超算中心CentOS环境
安装新软件
普通用户,需要安装一些系统上没有的软件包和一些新版本包,没有root权限。系统是CentOS7.6,包管理工具yum. 以gtest包为例
主要步骤
- 联网查找
会列出源库中的所有gtest相关rpm包yum search all gtest
- 下载rpm包
yumdownloader gtest-devel.x86_64
- 本地路径下安装
mkdir ~/local cd ~/local rpm2cpio <path-to-rpms>/gtest-devel.x86_64.rpm | cpio -idv
- 设置环境变量: PATH、LD_LIBRARY_PATH、MANPATH
echo 'export $HOME/local/bin:$PATH' >> ~/.bashrc echo 'export $HOME/local/lib:$HOME/local/lib64:$LD_LIBRARY_PATH' >>~/.bashrc source ~/.bashrc
至此gtest包安装完成。

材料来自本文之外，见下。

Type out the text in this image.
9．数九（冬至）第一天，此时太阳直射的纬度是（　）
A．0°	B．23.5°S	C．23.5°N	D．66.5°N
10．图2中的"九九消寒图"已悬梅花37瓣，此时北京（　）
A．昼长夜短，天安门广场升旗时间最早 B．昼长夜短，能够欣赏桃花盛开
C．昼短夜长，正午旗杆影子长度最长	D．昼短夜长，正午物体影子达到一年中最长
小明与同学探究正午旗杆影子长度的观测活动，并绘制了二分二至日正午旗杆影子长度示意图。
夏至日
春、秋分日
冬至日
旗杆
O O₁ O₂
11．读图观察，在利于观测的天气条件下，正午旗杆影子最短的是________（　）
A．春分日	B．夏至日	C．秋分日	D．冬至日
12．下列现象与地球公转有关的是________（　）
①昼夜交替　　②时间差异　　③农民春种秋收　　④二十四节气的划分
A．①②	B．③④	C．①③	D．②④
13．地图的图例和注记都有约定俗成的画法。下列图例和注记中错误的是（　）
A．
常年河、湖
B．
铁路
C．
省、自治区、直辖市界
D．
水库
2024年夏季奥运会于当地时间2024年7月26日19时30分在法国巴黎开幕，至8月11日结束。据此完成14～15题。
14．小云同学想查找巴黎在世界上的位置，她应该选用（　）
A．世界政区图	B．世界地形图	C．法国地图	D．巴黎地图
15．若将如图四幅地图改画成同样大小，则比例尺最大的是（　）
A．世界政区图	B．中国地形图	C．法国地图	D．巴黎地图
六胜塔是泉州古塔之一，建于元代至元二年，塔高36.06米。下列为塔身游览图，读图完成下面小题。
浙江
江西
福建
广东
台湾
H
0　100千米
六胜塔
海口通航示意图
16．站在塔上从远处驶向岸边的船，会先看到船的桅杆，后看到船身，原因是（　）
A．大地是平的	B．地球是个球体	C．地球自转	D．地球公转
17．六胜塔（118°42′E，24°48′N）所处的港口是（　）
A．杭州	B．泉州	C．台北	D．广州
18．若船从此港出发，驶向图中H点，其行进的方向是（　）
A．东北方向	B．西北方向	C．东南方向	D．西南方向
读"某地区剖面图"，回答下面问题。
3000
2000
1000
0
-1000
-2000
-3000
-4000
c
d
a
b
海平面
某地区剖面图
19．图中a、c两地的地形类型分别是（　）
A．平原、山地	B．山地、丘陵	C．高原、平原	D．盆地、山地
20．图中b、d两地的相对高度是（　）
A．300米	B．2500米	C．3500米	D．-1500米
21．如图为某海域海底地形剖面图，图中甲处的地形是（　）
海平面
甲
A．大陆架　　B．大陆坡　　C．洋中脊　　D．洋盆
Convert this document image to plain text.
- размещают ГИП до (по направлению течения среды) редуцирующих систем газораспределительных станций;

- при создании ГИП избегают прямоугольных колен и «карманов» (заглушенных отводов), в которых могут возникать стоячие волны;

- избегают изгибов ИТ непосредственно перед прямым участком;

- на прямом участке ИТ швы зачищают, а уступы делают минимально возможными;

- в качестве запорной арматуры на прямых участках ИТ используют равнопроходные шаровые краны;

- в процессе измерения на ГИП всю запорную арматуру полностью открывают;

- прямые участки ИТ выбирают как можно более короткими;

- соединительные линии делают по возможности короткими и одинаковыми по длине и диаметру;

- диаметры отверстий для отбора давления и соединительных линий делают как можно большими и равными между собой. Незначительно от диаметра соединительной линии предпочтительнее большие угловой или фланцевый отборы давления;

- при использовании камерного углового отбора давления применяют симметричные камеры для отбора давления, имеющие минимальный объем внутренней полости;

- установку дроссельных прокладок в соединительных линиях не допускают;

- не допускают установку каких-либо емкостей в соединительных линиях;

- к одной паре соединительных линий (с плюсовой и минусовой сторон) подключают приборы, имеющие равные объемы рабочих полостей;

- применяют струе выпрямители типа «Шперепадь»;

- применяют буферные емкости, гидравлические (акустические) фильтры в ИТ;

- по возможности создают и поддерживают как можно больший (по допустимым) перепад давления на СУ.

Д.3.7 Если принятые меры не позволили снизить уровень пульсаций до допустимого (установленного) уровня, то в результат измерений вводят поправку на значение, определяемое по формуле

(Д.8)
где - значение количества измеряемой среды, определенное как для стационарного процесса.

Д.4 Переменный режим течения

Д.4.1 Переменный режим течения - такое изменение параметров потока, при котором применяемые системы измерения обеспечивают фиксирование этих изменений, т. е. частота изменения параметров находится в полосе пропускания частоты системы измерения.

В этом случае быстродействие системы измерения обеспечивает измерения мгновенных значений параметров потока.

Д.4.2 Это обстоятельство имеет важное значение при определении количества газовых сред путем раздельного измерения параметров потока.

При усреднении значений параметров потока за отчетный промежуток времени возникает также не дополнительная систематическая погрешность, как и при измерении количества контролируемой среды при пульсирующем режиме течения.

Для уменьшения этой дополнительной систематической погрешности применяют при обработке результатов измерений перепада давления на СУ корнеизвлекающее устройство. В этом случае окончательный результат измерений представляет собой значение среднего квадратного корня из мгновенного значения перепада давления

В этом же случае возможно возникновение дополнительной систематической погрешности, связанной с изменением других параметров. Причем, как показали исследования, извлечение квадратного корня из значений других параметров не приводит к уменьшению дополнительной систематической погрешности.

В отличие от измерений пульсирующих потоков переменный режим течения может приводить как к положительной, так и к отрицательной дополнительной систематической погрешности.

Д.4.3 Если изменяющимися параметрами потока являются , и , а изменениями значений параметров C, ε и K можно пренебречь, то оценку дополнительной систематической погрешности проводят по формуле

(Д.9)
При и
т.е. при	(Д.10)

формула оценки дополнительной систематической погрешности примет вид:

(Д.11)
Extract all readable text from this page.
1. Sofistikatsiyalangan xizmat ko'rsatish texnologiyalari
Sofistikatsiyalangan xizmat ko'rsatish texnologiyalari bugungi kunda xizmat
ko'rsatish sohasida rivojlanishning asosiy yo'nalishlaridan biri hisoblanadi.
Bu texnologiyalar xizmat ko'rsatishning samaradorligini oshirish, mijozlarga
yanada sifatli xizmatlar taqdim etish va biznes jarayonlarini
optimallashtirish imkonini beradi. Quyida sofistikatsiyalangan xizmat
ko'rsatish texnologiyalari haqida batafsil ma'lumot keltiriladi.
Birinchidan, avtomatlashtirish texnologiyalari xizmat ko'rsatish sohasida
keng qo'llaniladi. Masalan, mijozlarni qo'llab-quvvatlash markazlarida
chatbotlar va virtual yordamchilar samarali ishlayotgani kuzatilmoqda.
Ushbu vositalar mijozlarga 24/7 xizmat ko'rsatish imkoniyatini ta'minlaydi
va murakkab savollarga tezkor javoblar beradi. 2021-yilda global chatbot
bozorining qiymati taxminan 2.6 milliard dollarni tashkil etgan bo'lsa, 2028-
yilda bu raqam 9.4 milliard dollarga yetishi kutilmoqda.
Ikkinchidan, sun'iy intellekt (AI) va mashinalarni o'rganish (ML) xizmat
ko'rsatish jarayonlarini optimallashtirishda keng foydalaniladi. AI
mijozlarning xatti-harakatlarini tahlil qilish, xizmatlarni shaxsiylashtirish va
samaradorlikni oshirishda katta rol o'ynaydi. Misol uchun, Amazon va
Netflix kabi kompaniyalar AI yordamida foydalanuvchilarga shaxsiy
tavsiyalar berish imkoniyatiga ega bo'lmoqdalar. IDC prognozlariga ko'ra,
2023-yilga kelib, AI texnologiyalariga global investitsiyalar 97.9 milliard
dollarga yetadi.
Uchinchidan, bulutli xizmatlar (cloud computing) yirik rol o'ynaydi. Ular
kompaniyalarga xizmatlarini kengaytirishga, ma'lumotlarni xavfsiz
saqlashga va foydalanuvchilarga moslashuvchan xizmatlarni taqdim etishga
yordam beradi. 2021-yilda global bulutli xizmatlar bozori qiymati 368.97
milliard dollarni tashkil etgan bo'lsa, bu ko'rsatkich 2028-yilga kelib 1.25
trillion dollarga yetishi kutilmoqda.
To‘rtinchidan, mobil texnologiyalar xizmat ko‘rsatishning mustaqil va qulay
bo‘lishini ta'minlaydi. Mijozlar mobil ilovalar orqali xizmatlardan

安装cmake3的时候运行cmake3,报错缺少libuv,libzstd,Modules等,需要安装cmake3-data,libuv,libzstd;安装devtoolset-10-g++时,编译源码文件链接报错,需要安装对应的devtoolset-10-libstdc+±devel。缺少啥搜索啥,然后安装,一个一个解决!yum search时加上all选项! 参考 how-to-install-packages-in-linux-centos-without-root-user
slurm运行MPI,OpenMP并行程序
网络资源
MPI环境是OpenMPI 4.0
srun --mpi=list 输出
提交MPI程序
srun -N 2 --mpi=pmix ./hello_mpi.out
提交MPI+OpenMP混合并行程序: 两个节点,两个MPI进程,每个节点32个核心供OpenMP使用
srun -N 2 -c 32 --mpi=pmix ./hello_mpi_openmp.out
hello.cpp
#include <mpi.h>
#include <omp.h>
#include <cstdio>
int main(int argc, char **argv)
{
MPI_Init(&argc, &argv);
int rank,nnode;
MPI_Comm_size(MPI_COMM_WORLD,&nnode);
MPI_Comm_rank(MPI_COMM_WORLD,&rank);
char processor_name[MPI_MAX_PROCESSOR_NAME];
int name_len;
MPI_Get_processor_name(processor_name,&name_len);
int nprocs=omp_get_num_procs();
int nthreads=omp_get_num_threads();
fprintf(stderr, "Hello %s, %d/%d, nprocs=%d, nthreads=%d\n",
processor_name, rank,nnode, nprocs, nthreads);
#pragma omp parallel
{
int tid=omp_get_thread_num();
int nthread=omp_get_num_threads();
#pragma omp master
{
fprintf(stderr, "tid/nthread=%d/%d\n", tid,nthread);
}
}
MPI_Finalize();
}
编译
mpicxx -fopenmp hello.cpp -o hello.out -lgomp
hello.f90
!
! mpiifort -fopenmp hello.f90 -o hello.out
!
! srun -N 2 ./hello.out
! srun -N 2 -c 2 ./hello.out
!
! https://hpc-wiki.info/hpc/Hybrid_Slurm_Job
!
program hello
use mpi
use omp_lib
integer:: rank,size,ierror,tag, status(MPI_STATUS_SIZE)
integer:: threadid
integer:: len
character*MPI_MAX_PROCESSOR_NAME:: name
call MPI_INIT(ierror)
call MPI_COMM_SIZE(MPI_COMM_WORLD,size,ierror)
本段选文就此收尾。